Besides, the restructuring will split the FBR into two separate divisions – revenue collection and policymaking – in an effort to increase tax receipts, raise the number of taxpayers and document the informal economy

The interim government aimed to increase revenue collection through the segregation and reduce the nation’s reliance on borrowing. It would create some fiscal space with banks to finance the private sector and ramp up economic activities, she said.

Akhtar announced that the government was going to deploy technology to increase the number of taxpayers and minimise the tax policy and compliance gap.

“It (technology) will help us increase tax collection and will reduce the share of shadow economy because we will be hunting all non-filers more effectively and also the taxpayers who have been under-reporting their incomes.” The government has devised a strategy to work closely with the National Database and Registration Authority (NADRA), which will also upgrade its data systems.
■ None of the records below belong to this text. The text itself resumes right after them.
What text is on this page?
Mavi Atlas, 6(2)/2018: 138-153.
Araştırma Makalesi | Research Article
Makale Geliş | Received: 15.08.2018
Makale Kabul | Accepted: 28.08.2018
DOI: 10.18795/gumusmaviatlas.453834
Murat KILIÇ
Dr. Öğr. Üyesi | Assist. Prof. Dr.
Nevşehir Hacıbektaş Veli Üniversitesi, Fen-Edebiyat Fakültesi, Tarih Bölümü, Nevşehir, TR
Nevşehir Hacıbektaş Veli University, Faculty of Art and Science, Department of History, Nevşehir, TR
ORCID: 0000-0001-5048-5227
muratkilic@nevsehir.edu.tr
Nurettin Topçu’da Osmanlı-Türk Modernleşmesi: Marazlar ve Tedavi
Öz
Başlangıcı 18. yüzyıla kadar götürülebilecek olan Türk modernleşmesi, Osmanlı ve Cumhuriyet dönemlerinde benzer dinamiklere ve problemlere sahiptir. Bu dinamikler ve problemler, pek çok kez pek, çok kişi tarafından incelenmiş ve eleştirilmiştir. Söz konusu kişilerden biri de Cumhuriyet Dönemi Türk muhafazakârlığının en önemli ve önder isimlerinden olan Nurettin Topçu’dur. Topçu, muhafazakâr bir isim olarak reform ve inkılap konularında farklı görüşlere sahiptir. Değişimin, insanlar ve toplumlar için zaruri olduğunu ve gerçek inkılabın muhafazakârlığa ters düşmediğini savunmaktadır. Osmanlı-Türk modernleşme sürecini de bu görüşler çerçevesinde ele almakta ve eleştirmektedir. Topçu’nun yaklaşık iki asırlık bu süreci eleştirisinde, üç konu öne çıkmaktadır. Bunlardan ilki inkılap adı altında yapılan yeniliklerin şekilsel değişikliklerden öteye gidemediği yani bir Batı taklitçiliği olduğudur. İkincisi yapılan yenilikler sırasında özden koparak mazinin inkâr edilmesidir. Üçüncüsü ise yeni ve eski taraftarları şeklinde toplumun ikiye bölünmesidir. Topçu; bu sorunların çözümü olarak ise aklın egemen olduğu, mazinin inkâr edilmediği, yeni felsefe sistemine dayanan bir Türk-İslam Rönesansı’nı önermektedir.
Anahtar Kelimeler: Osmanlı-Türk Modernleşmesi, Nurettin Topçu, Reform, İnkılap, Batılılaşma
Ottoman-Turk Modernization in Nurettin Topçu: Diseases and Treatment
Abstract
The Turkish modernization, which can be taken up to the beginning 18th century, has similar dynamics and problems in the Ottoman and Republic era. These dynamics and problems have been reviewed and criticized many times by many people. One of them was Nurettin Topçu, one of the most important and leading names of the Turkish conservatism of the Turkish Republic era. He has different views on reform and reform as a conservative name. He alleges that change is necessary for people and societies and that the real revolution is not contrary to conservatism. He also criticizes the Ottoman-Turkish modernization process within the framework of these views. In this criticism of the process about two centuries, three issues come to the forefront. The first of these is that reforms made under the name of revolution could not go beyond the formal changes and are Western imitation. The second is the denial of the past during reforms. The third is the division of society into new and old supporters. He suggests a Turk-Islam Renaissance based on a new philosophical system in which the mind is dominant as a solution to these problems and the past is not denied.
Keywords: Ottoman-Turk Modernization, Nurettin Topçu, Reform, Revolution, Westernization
A technical committee has been established, which will be chaired by the NADRA and FBR chairpersons. “I will be working with them inside or outside of the technical committee, given that I have to look at other areas of tax administrative reforms too,” said Akhtar.

Read:FBR forms body to facilitate taxpayers

She pointed out that the big question was, “will Pakistan rise to the challenges and transform its economy?” and answered in the same breath “of course, I would like to think we will be able to rise up to the challenges.” But for this, Pakistan needs more innovation and diversity for sustainable growth. The manufacturing base, export base and agriculture are all focused on a very narrow range of products and have failed to penetrate new markets because they have not been diversified.

“Neither our agriculture, nor our exports, industry, workforce (have been diversified),” she said, adding that ambitious reforms needed to touch upon not only those four critical sectors, but should do more than that including the introduction of a technological revolution.

“Effective implementation of ambitious reforms will depend on our ability to achieve political stability, institutional and governance strengthening. We need to build stronger institutions to deal with today’s crisis.”

She stressed that the conclusion of first International Monetary Fund (IMF) review under the $3 billion loan programme demanded the deepening of structural reforms to achieve sustainable economic growth. The minister added that successful completion of the review would lead to the receipt of next loan tranche of $700 million, which would stabilise Pakistan’s foreign exchange reserves.

While the creation of Special Investment Facilitation Council (SIFC) was often criticised, its objective was to mobilise new investment in critical infrastructure and the neglected productive sectors, including agriculture, minerals and IT services, she said. Under the SIFC, a transaction pipeline to expedite investment in critical infrastructure has been developed. It includes investments of $10 billion, particularly the Saudi Aramco refinery project and the lease of corporate farms over 85,000 acres to potential foreign investors.